Вовану везде мерещились микрофоны, возможно, не без оснований. На улице он затравленно огляделся, высматривая притаившегося в кустах врага. Не обнаружив шпионов, приблизился к Владу и прошептал хрипло:
– Я решил ноги делать… Сегодня же. Пошли со мной, погоны. Вместе выберемся наверняка.
Влад пожал плечами:
– А смысл?
– Заморят нас здесь. Или чего похуже… Ты не представляешь, как сегодня было… Будто душу вынули и через стиральную машину пропустили. Врагу не пожелаю… В общем, я рублю концы… Как говорил Жора Прыщ – лучше поздно, чем навсегда… И тебе советую… Давай, погоны… Речь о шкуре идет. Тут ее быстренько соломой набьют.
– Смысл, если можно просто попрощаться и уехать?
– Ага! Раньше русалка на шпагат сядет, чем нас отпустят! Неужели ты, чердак картонный, не понял этого?!
– Что, автоматчиков поставят?
– Нужно будет, поставят. Они волки. А мы их добыча. Где ты видел, чтобы волк от добычи отказался?
– Куда ты пойдешь, Вован? Дома тебе вилы. Денег у тебя нет. Штуку подъемную ты давно прогулял.

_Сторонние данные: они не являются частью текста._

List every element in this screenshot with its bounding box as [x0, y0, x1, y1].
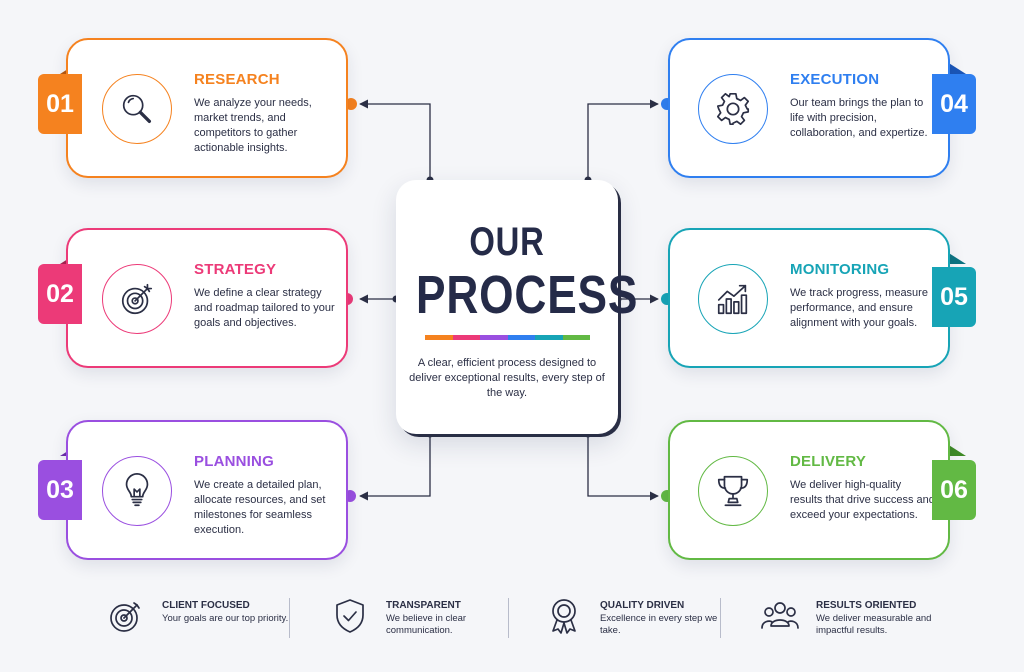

– Домой не подамся… А зелень… Тут у профессора в кабинете гроши. Я видел… Ящик железный подломить – нет базара. Обычной отверткой вскрою. А башли там конкретные. Пополам делим… Пополам, хотя работа вся моя…
– Я остаюсь…
– Смотри, погоны! Пожалеешь!
– Ты не нагнетай… Это глюки твои. Не надо их на меня вешать.
– Как знаешь… Свою голову не приставишь…
– Послушай моего совета. – Влад посмотрел на Вована. На миг ему стало жалко этого жизнелюбивого, растрачивающего всю свою неуемную энергию на богопротивные дела и на копошение в дерьме, ожесточившегося русского парня. – Не стоит рыпаться. Тебе не выбраться.
– Почему?
– Это мой тебе совет… Тебе решать. Я тебе мешать не буду. Но и помогать тоже.
– Ясно. Это тоже твой выбор. А ко мне удача повернется фортуной. – Он сжал кулак. – Все. Не было разговора. – Он внимательно посмотрел на собеседника.
Влад пожал плечами:
– Не было.
– Вот и хорошо… Как я рад, что очутился в этом прекрасном месте в окружении прекрасных людей, душеведов. Меня аж распирает незамутненная детская радость! – Вован нервно хохотнул, сорвал цветочек и втянул ноздрями его запах. Отбросил: – Не чувствую запаха. Нет его!
Тьма кружила землю в своих объятиях, захватывала людей, принося с собой сон и оцепенение, наводя мороки и зовя нечистую силу куролесить по темным полям. Темный лес. Темные коридоры. Темные души. Темные дела…
Вернувшись с улицы, Вован забился в угол комнаты. Там, сжимая в ладони крест, он шепотом молился, осеняя себя крестным знамением. Просил у бога снисхождения…
Ушел он в два часа ночи. Проскользнул тенью по коридорам. Маршрут им был изучен давно.
Влад был на девяносто девять процентов уверен, что санаторий не снабжен никакими сложными системами охраны. В паре мест он видел зрачки видеокамер, но они были больше для порядка. Содержатели этого заведения не придавали особого значения различным угрозам. То ли не верили в них вообще. То ли считали, что имеют эффективные возможности обеспечения спокойствия.